After such a large jump in price, when almost half of the companies in China's Healthcare industry have price-to-sales ratios (or "P/S") below 1.8x, you may consider Sanbo Hospital Management Group as a stock not worth researching with its 7.9x P/S ratio. However, the P/S might be quite high for a reason and it requires further investigation to determine if it's justified.
What Does Sanbo Hospital Management Group's Recent Performance Look Like?
Revenue has risen firmly for Sanbo Hospital Management Group recently, which is pleasing to see. One possibility is that the P/S ratio is high because investors think this respectable revenue growth will be enough to outperform the broader industry in the near future. You'd really hope so, otherwise you're paying a pretty hefty price for no particular reason.
Want the full picture on earnings, revenue and cash flow for the company? Then our free report on Sanbo Hospital Management Group will help you shine a light on its historical performance.
Do Revenue Forecasts Match The High P/S Ratio?
Sanbo Hospital Management Group's P/S ratio would be typical for a company that's expected to deliver very strong growth, and importantly, perform much better than the industry.
Retrospectively, the last year delivered an exceptional 17% gain to the company's top line. As a result, it also grew revenue by 24% in total over the last three years.
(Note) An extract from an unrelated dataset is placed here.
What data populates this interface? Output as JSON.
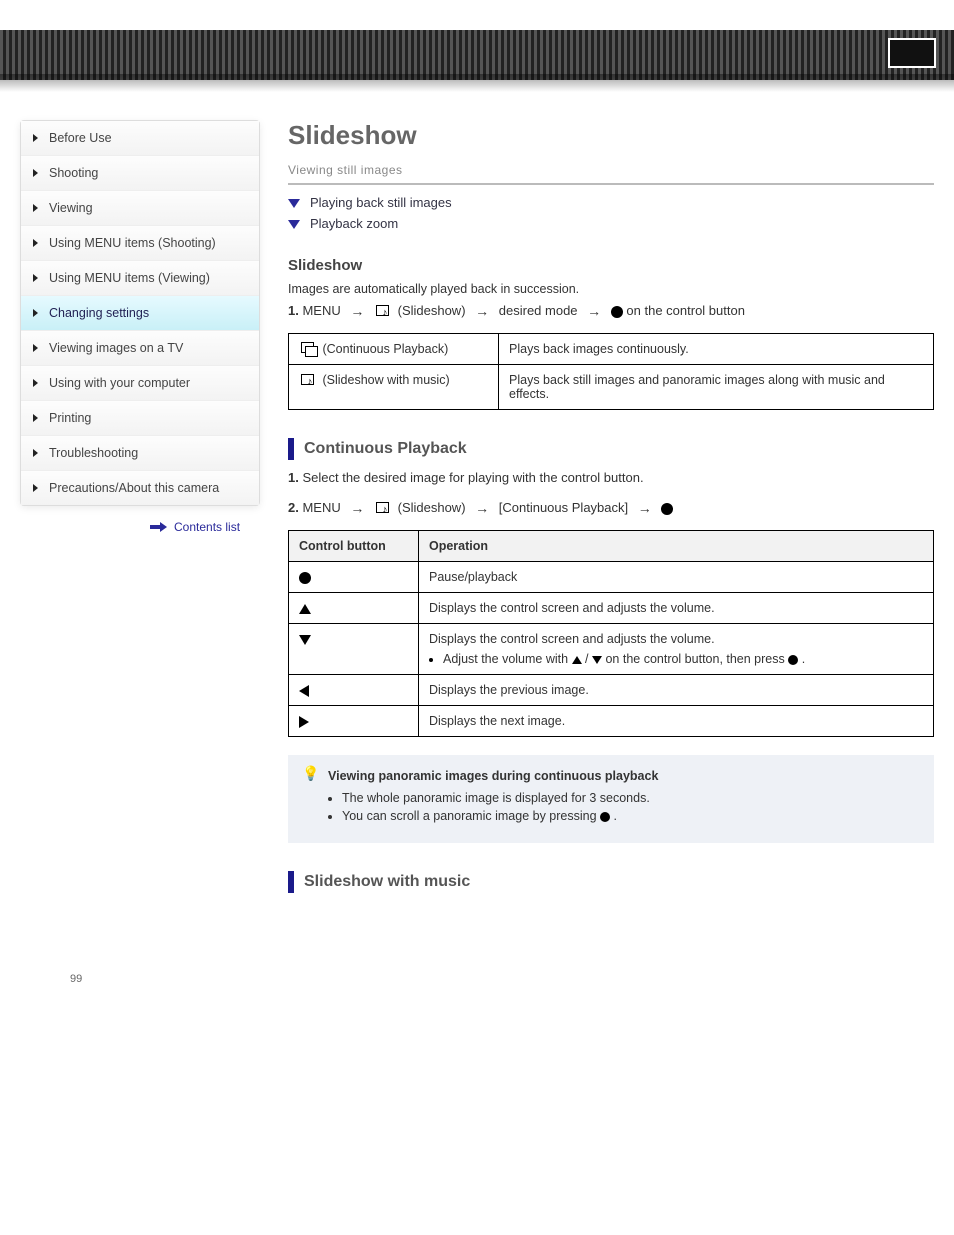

So we can start by confirming that the company has actually done a good job of growing revenue over that time.
This is in contrast to the rest of the industry, which is expected to grow by 14% over the next year, materially higher than the company's recent medium-term annualised growth rates.
With this in mind, we find it worrying that Sanbo Hospital Management Group's P/S exceeds that of its industry peers. It seems most investors are ignoring the fairly limited recent growth rates and are hoping for a turnaround in the company's business prospects. Only the boldest would assume these prices are sustainable as a continuation of recent revenue trends is likely to weigh heavily on the share price eventually.
The Key Takeaway
Shares in Sanbo Hospital Management Group have seen a strong upwards swing lately, which has really helped boost its P/S figure. Generally, our preference is to limit the use of the price-to-sales ratio to establishing what the market thinks about the overall health of a company.
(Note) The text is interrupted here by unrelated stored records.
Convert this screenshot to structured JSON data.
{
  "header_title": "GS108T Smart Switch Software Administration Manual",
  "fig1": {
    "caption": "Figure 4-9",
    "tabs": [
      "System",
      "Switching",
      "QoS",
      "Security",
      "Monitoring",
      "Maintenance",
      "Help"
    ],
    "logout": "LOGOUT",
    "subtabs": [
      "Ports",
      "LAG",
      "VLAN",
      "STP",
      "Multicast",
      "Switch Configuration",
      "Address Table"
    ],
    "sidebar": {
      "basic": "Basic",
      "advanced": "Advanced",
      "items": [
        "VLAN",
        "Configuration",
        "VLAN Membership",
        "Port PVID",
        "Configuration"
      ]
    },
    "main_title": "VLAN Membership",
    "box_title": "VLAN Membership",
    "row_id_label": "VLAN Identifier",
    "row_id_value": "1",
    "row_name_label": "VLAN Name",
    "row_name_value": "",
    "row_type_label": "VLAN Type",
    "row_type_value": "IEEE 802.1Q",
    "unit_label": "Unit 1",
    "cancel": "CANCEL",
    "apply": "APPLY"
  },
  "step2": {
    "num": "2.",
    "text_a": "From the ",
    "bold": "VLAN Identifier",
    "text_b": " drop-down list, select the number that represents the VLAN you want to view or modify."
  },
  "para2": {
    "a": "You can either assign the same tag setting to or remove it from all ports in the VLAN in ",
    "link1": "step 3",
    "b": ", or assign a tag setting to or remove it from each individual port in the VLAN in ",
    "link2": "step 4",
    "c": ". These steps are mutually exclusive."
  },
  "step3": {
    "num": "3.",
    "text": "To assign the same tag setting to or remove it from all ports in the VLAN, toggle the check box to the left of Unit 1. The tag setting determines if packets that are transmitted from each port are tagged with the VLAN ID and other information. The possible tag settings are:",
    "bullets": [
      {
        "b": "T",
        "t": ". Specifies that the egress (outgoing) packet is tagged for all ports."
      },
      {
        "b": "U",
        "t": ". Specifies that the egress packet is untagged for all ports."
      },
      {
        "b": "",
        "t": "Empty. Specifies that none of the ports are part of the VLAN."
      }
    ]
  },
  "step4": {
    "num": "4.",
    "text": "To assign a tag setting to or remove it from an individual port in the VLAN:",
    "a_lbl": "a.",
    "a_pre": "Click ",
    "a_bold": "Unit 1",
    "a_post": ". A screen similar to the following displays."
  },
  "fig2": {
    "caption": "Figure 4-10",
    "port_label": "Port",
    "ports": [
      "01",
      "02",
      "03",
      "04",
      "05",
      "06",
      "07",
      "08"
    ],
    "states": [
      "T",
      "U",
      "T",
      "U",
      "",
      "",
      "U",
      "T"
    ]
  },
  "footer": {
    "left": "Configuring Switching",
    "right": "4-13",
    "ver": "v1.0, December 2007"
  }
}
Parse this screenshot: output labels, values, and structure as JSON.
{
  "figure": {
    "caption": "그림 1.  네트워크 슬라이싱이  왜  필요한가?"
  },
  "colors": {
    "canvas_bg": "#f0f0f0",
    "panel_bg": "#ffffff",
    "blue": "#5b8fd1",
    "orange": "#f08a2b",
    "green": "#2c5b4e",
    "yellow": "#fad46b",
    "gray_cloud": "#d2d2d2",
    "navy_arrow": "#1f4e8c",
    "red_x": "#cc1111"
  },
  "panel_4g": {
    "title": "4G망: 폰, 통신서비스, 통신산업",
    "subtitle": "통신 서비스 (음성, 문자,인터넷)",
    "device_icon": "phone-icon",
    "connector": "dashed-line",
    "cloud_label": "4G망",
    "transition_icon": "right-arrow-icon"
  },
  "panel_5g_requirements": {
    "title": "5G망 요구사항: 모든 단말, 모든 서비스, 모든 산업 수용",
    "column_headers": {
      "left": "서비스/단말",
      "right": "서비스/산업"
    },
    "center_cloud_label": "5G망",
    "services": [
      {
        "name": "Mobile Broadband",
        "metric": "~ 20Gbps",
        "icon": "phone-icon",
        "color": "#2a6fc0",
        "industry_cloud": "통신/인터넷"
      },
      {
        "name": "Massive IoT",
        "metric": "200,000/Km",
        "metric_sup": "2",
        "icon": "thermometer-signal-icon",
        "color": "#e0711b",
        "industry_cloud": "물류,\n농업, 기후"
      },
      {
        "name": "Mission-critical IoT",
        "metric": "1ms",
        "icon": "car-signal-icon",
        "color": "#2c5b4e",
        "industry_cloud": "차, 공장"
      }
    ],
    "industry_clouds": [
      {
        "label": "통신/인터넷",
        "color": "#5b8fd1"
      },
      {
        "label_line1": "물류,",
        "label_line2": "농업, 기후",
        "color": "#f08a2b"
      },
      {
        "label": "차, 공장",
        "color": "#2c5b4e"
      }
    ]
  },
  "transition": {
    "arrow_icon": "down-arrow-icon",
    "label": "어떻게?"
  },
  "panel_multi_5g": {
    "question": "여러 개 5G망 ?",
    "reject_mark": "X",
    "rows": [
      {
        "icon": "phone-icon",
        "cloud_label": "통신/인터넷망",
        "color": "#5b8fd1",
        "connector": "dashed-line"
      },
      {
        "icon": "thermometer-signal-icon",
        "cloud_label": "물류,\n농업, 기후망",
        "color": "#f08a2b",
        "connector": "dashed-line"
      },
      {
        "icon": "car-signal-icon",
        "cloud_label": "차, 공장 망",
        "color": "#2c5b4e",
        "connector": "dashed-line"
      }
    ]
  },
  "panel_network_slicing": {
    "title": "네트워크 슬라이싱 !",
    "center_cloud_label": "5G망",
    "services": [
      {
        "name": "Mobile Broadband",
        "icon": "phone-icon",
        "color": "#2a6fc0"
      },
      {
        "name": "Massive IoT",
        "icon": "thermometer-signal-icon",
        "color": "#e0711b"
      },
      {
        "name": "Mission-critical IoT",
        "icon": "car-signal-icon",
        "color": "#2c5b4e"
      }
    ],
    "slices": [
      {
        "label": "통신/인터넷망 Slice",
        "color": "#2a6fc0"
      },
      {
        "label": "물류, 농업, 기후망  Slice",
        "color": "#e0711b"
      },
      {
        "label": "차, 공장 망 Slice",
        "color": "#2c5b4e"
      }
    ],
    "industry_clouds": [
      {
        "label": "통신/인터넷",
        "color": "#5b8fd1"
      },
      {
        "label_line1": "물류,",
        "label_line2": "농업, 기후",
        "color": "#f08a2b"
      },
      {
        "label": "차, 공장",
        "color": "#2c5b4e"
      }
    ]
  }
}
Our examination of Sanbo Hospital Management Group revealed its poor three-year revenue trends aren't detracting from the P/S as much as we though, given they look worse than current industry expectations. Right now we aren't comfortable with the high P/S as this revenue performance isn't likely to support such positive sentiment for long. Unless there is a significant improvement in the company's medium-term performance, it will be difficult to prevent the P/S ratio from declining to a more reasonable level.
Having said that, be aware Sanbo Hospital Management Group is showing 1 warning sign in our investment analysis, you should know about.
Of course, profitable companies with a history of great earnings growth are generally safer bets. So you may wish to see this free collection of other companies that have reasonable P/E ratios and have grown earnings strongly.